One study published by the Journal of Applied Psychology found the dynamic of many workplaces can be strongly (and positively) influenced by a single member the researchers refer to as an “extra miler.”
Extra milers are essentially those who boosts motivation, put in extra hours, and expend more effort than the rest. The University of Iowa found that extra milers lead through helpfulness and make constructive suggestions and act as an asset to both your company and their colleagues by offering support to overwhelmed co-workers.
By establishing what a quality hire looks like based on your business's mission and goals - as well as your highest-performing incumbents - you can identify more staff superheroes and position them in a way that maximizes their contact with every other team member. And when you get your quality of hire right, it shows in your bottom line. McKinsey found good hires raise the productivity of their roles of their roles by 40%, and engaged staff are 50% more productive.

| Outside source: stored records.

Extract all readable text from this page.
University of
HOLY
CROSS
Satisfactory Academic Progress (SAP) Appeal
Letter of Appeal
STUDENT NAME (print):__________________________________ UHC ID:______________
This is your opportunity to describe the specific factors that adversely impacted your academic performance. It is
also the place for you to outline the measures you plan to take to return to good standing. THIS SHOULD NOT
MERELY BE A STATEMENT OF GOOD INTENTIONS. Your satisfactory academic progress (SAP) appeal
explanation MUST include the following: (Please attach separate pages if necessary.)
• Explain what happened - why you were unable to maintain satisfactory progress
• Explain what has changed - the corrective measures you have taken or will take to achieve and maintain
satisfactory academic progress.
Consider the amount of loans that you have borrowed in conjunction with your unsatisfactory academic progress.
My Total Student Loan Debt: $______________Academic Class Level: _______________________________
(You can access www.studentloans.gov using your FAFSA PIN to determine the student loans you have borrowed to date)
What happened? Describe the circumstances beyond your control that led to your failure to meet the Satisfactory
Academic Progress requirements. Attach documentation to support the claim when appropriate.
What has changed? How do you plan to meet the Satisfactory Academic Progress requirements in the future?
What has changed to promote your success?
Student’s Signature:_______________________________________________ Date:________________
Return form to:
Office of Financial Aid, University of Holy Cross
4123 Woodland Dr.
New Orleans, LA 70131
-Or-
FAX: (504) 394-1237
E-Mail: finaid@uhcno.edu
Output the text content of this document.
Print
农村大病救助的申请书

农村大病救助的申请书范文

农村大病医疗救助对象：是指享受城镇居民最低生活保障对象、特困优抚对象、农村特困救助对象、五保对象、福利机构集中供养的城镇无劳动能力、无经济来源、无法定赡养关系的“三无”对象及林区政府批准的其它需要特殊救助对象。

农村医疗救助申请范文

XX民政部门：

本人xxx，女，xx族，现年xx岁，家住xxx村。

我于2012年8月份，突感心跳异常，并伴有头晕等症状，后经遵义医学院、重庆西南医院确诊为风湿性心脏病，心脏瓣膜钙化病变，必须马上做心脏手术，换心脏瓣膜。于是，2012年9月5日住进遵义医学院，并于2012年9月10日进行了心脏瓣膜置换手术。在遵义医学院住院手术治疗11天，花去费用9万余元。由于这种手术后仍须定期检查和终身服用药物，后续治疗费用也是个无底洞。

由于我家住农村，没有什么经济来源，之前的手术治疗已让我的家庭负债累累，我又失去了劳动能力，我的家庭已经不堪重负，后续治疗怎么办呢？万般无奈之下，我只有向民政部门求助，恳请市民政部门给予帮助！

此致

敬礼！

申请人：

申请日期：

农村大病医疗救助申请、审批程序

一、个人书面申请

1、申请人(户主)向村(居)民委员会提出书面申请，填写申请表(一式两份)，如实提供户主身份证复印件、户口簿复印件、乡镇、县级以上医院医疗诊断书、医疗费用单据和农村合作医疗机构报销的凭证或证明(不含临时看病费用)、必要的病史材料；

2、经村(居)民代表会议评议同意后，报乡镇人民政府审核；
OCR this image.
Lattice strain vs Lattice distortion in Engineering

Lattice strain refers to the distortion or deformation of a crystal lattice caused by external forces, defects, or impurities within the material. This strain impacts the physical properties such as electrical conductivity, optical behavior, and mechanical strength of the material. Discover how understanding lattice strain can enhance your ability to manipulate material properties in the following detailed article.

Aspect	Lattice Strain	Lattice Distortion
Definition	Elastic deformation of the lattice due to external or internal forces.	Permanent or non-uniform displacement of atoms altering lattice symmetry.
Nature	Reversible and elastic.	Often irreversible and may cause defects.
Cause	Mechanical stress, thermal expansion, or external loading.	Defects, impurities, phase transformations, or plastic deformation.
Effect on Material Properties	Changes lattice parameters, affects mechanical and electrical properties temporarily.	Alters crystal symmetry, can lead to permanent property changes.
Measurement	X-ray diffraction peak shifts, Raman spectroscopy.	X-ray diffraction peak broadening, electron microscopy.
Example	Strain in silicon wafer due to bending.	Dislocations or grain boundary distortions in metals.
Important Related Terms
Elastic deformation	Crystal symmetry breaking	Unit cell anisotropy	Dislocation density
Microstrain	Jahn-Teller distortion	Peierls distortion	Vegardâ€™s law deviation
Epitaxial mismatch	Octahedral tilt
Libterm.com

The Payoffs of Measuring Quality of Hire
The hiring process doesn’t necessarily end when someone accepts an offer. An employee’s performance and longevity in the company can inform front-end assessments and applicant screening tools.
If you manage to hold onto staff for 90 days, your odds of retention soar radically. If you continually readjust according to the quality of hire metrics you collect, you'll see annual improvements in your talent selection that will push your profits into a new dimension.